Paul Johannes Tillich (1886-1965) was a German-American theologian and Christian existentialist philosopher. Tillich, along with contemporary Karl Barth, is considered by many as one of the most influential Protestant theologians of the twentieth century.
Tillich was born in Germany, in 1886. From 1904 to 1909 he studied at universities in Berlin, Tübingen, and Halle, and in 1910 he received the Ph. D. degree from the University of Breslau. He was ordained in the Lutheran Church in Berlin in 1912 and served as an army chaplain on the Western front during World War I.
From 1924-25 Tillich was Associate Professor of Theology at the University of Marburg, from 1925-29 Professor of Philosophy and Religious Studies at the Dresden Institute of Technology, and from 1929-33, Professor of Philosophy at the University of Frankfurt.
In 1933 Tillich's position was suspended by the Nazi government.
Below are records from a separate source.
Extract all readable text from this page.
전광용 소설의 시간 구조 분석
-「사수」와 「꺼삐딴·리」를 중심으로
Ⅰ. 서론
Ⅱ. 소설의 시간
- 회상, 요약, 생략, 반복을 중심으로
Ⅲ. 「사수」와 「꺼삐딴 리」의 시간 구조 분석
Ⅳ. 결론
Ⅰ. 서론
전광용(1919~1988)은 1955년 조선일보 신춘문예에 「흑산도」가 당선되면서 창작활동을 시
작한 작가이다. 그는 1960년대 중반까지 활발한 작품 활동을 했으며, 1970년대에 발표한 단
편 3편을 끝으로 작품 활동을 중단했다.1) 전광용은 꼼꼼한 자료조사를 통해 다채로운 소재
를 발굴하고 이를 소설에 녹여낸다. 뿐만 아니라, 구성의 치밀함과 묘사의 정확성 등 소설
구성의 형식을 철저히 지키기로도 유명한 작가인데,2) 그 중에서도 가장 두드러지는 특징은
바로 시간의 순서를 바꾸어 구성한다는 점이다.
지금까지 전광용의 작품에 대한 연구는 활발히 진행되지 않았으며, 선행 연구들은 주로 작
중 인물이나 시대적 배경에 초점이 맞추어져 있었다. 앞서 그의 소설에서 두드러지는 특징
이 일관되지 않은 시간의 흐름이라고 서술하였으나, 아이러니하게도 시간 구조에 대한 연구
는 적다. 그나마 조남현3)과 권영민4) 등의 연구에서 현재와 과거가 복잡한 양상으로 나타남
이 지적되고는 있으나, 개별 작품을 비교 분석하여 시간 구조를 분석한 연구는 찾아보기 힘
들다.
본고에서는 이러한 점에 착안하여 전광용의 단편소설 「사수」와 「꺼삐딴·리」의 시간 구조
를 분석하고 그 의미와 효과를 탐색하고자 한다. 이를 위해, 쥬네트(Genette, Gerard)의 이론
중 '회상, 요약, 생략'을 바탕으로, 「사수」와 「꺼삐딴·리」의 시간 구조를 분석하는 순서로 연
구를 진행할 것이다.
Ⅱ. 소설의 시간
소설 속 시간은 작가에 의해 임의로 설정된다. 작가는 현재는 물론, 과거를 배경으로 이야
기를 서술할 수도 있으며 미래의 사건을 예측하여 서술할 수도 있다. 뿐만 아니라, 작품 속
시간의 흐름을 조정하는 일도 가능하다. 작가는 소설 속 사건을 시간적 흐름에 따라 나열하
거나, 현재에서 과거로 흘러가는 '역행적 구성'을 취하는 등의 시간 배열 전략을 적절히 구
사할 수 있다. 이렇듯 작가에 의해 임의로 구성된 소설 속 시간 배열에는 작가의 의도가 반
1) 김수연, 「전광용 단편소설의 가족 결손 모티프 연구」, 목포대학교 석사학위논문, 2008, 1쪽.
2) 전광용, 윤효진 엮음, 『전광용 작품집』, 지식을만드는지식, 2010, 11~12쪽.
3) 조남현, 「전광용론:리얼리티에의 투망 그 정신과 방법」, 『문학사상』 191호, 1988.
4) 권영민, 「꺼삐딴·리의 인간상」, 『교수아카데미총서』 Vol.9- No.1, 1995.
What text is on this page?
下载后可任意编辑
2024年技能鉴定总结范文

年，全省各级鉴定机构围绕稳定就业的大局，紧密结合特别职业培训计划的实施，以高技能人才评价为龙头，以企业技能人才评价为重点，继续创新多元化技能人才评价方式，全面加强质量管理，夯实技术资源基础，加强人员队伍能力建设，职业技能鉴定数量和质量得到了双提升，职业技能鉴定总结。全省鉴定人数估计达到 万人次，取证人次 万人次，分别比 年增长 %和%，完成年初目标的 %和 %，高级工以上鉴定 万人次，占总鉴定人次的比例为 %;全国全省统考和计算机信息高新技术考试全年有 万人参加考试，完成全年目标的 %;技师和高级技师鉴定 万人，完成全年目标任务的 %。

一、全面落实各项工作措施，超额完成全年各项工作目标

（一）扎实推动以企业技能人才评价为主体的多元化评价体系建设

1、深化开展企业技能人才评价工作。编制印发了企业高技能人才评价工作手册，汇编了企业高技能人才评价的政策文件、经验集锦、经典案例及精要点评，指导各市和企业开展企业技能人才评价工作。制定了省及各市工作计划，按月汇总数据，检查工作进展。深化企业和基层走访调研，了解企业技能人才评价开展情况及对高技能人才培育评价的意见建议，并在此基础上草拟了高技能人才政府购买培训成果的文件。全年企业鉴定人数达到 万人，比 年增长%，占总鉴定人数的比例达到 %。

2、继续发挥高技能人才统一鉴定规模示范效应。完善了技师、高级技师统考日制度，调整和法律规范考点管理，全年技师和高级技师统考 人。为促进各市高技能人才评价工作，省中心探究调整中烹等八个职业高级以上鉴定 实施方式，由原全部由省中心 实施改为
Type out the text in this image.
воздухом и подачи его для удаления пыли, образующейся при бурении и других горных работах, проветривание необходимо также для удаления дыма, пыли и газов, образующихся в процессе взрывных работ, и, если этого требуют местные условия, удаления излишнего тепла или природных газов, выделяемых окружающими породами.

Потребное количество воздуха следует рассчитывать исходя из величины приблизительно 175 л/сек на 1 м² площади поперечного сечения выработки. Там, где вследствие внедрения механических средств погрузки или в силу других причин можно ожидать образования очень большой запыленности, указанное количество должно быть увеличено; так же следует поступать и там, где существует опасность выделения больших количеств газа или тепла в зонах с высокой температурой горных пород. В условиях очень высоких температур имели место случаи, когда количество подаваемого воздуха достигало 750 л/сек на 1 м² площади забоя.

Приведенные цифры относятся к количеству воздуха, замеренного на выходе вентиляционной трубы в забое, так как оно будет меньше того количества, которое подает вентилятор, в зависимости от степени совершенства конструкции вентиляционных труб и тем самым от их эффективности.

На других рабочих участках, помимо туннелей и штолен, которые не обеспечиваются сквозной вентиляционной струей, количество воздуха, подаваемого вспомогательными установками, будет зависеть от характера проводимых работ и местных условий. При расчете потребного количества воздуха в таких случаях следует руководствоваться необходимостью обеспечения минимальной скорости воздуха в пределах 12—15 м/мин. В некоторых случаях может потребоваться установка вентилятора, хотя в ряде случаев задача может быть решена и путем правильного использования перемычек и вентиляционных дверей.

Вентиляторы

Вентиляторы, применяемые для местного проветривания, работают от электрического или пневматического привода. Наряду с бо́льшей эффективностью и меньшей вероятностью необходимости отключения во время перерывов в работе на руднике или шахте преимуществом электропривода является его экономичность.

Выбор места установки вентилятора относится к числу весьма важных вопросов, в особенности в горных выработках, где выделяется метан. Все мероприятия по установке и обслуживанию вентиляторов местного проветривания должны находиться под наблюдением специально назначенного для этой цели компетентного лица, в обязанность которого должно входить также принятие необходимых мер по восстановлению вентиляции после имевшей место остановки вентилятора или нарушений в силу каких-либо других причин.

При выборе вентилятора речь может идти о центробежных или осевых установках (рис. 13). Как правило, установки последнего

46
Later that year he accepted an invitation from Reinhold Niebuhr to teach at the Union Theological Seminary and moved to New York. He was Visiting Professor of Philosophy of Religion and Systematic Theology at Union Theological Seminary from 1933 to 1937 and continued there as a professor until 1955.
From 1955-62, he was University Professor at Harvard, and during his last three years, the Nuveen Professor Theology in the Divinity School, University of Chicago.